The White Peacock by D. H. Lawrence (1911)

D. H. Lawrence’s first novel went through three rewrites over five years before being published by Heinemann in 1911 as The White Peacock, having had the working title Laetitia after the narrator’s sister. That narrator is Cyril Beardsall but the landscape is the better character and the damage the industrial revolution was having on Nethermere/Eastwood. There are plenty of Notts references.  

Be a good animal, true to your instincts. (from The White Peacock

Born in 1911, William Golding is perhaps best-known for his 1954 novel Lord of the Flies, widely studied in many a Notts school.
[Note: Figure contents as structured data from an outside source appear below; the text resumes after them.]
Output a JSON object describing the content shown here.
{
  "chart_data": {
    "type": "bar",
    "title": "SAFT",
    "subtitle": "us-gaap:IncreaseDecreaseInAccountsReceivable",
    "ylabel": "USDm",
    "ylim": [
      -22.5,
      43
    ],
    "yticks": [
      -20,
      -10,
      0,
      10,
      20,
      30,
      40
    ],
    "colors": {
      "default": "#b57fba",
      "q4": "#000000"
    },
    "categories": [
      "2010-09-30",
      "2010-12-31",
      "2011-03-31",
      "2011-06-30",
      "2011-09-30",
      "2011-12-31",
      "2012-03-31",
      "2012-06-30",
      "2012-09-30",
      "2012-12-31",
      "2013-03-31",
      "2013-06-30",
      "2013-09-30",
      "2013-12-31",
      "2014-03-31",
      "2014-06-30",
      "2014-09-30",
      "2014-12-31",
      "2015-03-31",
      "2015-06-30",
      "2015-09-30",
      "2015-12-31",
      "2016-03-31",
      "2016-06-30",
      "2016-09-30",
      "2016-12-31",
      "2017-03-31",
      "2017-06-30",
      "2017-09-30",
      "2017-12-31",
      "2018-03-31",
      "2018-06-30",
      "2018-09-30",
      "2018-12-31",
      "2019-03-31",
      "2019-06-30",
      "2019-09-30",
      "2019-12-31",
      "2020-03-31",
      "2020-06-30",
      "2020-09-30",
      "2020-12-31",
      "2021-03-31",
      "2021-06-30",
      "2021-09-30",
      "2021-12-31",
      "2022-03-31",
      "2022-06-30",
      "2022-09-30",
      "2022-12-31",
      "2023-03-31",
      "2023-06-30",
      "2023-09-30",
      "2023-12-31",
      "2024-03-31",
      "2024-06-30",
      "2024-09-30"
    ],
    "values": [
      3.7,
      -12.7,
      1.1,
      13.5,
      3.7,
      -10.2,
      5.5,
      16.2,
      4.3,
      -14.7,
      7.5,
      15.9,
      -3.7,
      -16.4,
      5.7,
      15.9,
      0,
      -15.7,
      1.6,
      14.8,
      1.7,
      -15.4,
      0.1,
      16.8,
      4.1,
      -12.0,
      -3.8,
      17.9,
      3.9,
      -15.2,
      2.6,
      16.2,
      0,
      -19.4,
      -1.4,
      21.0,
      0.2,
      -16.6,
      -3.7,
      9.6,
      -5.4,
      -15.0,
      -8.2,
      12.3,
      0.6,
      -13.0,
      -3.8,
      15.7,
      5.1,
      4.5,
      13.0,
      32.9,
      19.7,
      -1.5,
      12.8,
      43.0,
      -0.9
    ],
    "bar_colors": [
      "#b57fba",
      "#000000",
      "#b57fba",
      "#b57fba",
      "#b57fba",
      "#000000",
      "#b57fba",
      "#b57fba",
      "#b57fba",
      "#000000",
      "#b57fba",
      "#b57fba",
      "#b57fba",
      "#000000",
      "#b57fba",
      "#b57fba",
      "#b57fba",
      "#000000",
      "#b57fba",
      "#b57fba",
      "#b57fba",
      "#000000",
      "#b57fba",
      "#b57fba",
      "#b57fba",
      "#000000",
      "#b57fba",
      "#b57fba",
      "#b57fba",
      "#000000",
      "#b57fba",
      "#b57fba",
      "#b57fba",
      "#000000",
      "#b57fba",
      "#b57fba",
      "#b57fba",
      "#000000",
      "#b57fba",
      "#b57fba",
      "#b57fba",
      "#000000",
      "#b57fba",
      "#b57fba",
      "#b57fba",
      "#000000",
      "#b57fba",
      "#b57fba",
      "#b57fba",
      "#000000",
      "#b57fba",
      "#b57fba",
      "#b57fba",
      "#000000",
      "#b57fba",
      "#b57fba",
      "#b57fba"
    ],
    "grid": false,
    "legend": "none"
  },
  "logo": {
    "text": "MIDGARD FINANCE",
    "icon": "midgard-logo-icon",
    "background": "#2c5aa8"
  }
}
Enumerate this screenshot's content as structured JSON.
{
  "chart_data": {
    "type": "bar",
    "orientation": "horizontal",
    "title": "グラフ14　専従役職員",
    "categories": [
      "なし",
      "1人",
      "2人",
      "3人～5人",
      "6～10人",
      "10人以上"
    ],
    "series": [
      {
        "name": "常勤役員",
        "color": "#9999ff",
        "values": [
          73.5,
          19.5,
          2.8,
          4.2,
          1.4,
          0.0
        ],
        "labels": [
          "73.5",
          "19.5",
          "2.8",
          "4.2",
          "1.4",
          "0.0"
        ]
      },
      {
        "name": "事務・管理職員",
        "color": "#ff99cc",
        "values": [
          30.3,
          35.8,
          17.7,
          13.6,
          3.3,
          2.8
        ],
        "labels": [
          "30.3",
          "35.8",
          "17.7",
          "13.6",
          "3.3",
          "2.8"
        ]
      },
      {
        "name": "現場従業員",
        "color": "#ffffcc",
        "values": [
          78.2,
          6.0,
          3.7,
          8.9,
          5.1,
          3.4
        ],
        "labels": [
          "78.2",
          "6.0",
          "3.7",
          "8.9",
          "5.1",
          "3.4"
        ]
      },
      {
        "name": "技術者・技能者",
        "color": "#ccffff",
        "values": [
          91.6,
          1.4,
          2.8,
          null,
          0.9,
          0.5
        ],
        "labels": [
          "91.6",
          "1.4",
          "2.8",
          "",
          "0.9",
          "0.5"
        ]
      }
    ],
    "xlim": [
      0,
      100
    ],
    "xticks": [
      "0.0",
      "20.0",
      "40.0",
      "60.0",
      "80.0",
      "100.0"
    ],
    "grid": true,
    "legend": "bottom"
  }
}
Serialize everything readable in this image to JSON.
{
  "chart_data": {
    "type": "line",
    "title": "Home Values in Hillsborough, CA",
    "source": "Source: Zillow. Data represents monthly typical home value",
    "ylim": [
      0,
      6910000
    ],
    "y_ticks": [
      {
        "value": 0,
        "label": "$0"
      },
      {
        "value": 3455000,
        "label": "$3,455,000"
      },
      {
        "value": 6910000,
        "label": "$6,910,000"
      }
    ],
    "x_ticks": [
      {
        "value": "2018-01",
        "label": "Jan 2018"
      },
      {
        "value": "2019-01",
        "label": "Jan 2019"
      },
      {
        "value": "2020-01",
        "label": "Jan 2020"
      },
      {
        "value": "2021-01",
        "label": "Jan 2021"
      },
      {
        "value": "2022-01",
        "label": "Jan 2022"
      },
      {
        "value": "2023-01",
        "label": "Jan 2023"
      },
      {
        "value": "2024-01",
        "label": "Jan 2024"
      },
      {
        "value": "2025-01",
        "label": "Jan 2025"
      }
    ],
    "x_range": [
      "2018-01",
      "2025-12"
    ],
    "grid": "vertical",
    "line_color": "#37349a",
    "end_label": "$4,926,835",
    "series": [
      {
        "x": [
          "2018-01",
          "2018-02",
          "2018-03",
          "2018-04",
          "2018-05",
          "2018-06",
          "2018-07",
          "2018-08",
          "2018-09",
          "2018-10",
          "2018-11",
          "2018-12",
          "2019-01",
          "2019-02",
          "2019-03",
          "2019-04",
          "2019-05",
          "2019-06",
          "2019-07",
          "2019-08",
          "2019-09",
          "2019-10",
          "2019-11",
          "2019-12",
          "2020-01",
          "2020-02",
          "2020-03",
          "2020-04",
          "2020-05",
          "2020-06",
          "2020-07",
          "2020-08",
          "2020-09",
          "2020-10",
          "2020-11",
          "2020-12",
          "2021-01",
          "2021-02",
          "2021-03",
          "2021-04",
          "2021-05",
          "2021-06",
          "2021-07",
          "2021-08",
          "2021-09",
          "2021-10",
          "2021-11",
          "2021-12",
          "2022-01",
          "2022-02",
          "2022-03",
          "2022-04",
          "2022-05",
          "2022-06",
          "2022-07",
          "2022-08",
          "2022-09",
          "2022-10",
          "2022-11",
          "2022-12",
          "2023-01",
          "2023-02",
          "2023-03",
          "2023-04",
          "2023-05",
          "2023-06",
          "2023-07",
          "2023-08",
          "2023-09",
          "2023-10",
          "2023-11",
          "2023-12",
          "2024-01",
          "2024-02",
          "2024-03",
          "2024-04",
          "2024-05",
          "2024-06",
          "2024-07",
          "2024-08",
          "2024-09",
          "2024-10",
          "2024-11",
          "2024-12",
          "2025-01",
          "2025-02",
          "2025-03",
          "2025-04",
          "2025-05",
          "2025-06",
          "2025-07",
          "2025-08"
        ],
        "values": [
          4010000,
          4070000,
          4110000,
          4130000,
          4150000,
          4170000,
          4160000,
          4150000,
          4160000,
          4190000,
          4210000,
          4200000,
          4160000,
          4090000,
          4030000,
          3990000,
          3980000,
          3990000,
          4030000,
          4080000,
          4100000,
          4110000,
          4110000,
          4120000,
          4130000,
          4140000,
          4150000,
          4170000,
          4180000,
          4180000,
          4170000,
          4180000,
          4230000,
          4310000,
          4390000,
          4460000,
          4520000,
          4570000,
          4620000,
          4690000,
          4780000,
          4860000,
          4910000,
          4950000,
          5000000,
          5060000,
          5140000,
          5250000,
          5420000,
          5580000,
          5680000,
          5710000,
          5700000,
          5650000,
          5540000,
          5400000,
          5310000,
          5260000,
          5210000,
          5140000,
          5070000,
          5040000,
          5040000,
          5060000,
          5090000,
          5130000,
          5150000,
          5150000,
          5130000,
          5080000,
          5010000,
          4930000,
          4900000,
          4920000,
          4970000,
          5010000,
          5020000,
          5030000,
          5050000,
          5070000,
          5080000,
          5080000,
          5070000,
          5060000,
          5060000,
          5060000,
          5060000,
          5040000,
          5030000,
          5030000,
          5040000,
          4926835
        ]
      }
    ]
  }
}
Exploring the savage side of human nature Lord of the Flies follows a group of adolescent boys stranded on a deserted island.

University of Nottingham Professor Paul Crawford is the author of Politics and History in William Golding: the world turned upside down (2002). This book provides a politicised and historical reading of William Golding’s novels as a counter to previous, universalising criticism.